Guayule  

AURA

Per Wikipedia as downloaded 3/17/2019:

Guayule is a flowering shrub native to the American southwest and northern Mexico. In times past the latex it produces has served as a backup to rubber, and “In October 2015, the Bridgestone Corporation announced the creation of the first tires made entirely of guayule rubber, having built an experimental farm and biorubber research center in Mesa, Arizona …. The guayule [they use] is grown in Mesa and Eloy, Arizona.[5][6]

With the AIDS crisis of the 1980s, the surge in rubber glove usage revealed how many people were allergic to latex (about 10% of health care workers, according to OSHA), and thereby created a niche market for guayule … due to its hypoallergenic properties.

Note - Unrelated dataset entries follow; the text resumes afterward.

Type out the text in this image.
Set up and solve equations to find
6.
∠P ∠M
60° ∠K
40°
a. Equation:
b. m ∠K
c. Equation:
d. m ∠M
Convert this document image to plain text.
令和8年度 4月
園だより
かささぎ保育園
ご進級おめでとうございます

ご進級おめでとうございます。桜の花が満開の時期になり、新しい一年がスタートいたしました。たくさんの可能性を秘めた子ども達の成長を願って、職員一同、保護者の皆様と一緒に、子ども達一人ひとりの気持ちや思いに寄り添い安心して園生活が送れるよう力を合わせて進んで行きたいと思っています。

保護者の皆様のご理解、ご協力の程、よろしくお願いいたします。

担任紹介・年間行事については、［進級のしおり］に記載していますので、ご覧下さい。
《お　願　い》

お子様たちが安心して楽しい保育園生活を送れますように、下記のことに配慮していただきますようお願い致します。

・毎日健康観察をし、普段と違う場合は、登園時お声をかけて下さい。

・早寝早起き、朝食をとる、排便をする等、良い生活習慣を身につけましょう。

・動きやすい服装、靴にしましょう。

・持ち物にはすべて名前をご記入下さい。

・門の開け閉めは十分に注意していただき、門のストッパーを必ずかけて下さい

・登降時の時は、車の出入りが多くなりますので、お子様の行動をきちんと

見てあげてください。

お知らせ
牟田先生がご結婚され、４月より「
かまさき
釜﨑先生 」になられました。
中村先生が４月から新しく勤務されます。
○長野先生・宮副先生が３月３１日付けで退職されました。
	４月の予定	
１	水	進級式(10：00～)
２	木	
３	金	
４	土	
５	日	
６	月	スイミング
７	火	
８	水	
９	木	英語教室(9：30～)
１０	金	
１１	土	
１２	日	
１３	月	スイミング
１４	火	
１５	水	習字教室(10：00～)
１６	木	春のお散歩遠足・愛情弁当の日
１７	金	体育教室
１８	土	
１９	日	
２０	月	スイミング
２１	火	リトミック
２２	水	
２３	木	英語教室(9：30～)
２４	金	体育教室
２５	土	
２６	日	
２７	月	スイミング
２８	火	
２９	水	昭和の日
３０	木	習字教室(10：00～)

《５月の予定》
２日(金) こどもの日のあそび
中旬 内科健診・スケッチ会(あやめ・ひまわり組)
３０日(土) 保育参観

Lester R. Brown of the Earth Policy Institute, says "[food based] biofuels pit the 800 million people with cars against the 800 million people with hunger problems,"[9] meaning that biofuels derived from food crops (like maize) raise world food prices.

I know I’m sounding like an economist or like Coronado when I say such things, but I’m trying to be real about this. So, anyway:

"Guayule can be an economically viable biofuel crop that does not increase the world's hunger problem.[10]

Guayule has another benefit over food crops as biofuel - it can be grown in areas where food crops fail.”

By the way, the Aztecs were playing ball thanks to guayule before Columbus sailed the ocean blue. Coronado, please take note of this, huh?